Education strategy
The Ministry of Education last week held a series of public meetings to unveil its strategy for the future of public education.
That's good, because a plan for raising standards and restoring confidence in public schools is needed. To succeed, it has to involve administrators, teachers, parents and members of the community such as employers and the leaders of organisations dedicated to helping children.
So far, it seems to be off to a bumpy start, with teachers not taking part because they do not have a new agreement. That is wrong of the teachers; if they care about the system they work in, they should be involved in this process, which is separate from a new contract.
Without a commitment from everyone involved in education, this plan will fail.
At the meetings last week, it would appear that nuts and bolts issues predominated. One parent raised the problem of children not being able to take home textbooks because there are not enough to go around.
Similarly, the recent establishment of the alternative school is a good example of the failure of the public system. The alternative school itself has received wide support; but the actual setting up of the school was poorly done. Parents and children were only informed at the last minute of where they were going, uniforms weren't ready and so on.
A good place for any strategy to begin would be within the Department of Education itself, once memorably described as "the Kremlin" by the late David Critchley. The Department's inability to successfully get the alternative school up and running is indicative of the problem, as a is a "meeting" culture rather than a "decision culture".
What is not needed is a wholesale change in the current system. Many of the changes of recent years need to be more firmly rooted, not replaced with the latest great idea. Smaller classes and the alternative schools are both good changes which were needed to refine the current system.

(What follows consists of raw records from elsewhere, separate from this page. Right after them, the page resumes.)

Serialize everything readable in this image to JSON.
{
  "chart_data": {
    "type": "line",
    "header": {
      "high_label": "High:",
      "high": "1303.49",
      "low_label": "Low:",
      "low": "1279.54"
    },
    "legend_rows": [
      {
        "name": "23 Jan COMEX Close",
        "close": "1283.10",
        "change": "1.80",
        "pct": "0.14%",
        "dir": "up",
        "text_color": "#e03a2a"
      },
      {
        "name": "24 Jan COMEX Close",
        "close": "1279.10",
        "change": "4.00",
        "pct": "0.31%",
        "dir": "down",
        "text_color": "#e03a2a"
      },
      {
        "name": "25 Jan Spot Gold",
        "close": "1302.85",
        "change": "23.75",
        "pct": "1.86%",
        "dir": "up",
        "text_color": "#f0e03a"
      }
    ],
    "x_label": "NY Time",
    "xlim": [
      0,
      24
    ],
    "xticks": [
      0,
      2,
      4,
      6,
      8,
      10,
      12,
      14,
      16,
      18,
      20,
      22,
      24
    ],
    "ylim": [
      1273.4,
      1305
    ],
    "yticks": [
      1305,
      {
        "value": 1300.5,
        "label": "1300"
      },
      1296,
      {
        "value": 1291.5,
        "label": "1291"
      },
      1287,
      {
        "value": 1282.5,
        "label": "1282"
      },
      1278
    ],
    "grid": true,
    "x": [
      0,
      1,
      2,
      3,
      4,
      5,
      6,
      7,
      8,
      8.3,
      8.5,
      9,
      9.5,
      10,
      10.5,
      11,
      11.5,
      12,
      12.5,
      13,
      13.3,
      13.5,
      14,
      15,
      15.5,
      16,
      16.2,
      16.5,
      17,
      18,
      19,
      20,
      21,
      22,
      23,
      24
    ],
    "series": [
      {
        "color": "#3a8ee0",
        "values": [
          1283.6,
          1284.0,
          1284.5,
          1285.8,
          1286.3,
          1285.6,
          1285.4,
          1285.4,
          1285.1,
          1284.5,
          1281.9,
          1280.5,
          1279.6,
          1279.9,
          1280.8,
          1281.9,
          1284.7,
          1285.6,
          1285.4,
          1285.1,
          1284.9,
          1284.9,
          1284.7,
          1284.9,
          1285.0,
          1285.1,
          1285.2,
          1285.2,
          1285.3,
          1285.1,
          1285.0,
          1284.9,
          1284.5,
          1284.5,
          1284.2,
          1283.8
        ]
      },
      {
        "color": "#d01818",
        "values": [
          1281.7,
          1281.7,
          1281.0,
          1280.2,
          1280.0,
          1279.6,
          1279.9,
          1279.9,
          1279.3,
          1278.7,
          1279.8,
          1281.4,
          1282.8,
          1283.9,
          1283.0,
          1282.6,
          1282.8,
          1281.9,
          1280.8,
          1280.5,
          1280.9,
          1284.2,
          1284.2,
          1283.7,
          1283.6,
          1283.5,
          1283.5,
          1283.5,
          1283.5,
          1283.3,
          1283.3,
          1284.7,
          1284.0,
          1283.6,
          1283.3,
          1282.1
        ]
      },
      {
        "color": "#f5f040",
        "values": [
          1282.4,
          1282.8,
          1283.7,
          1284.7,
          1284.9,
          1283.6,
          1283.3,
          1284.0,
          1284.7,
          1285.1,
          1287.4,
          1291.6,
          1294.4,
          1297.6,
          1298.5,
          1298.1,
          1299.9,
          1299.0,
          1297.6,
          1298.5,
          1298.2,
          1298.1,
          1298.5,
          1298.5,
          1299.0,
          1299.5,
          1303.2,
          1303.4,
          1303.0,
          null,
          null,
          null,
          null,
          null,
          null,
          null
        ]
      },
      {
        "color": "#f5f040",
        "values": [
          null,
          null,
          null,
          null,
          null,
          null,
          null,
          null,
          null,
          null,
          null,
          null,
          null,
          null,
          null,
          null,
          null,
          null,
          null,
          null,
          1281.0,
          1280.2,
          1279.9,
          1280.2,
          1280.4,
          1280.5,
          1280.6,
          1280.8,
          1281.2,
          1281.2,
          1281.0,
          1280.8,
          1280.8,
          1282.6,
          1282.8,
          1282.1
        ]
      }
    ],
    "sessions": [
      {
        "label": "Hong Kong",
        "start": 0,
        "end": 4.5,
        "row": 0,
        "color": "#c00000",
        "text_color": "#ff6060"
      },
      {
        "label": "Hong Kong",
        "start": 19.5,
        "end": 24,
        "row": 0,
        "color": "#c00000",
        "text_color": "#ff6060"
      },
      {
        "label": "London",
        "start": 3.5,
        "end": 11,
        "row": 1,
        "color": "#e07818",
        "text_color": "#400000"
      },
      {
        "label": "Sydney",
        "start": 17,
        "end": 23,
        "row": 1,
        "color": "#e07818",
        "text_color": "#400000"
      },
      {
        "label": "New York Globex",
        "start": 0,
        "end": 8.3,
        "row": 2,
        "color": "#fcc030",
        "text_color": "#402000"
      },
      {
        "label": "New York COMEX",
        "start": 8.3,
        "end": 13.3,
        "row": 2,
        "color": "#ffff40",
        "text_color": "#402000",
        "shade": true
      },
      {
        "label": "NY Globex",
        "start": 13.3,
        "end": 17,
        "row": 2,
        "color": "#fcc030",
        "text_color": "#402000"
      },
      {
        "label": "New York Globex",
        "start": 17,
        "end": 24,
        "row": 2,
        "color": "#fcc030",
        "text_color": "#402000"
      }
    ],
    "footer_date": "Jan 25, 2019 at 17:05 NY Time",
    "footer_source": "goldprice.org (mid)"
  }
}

Areas the strategy should look at are how to decentralise the system further, giving principals the power to administer their schools as best they can, and how to reduce administrative costs so that students can do things as simple as take their text books home so they can do their homework. Getting the basics right, whether it is having sufficient textbooks, or ensuring that students have a basic grasp of English and maths, may be the most important thing for Bermuda education now.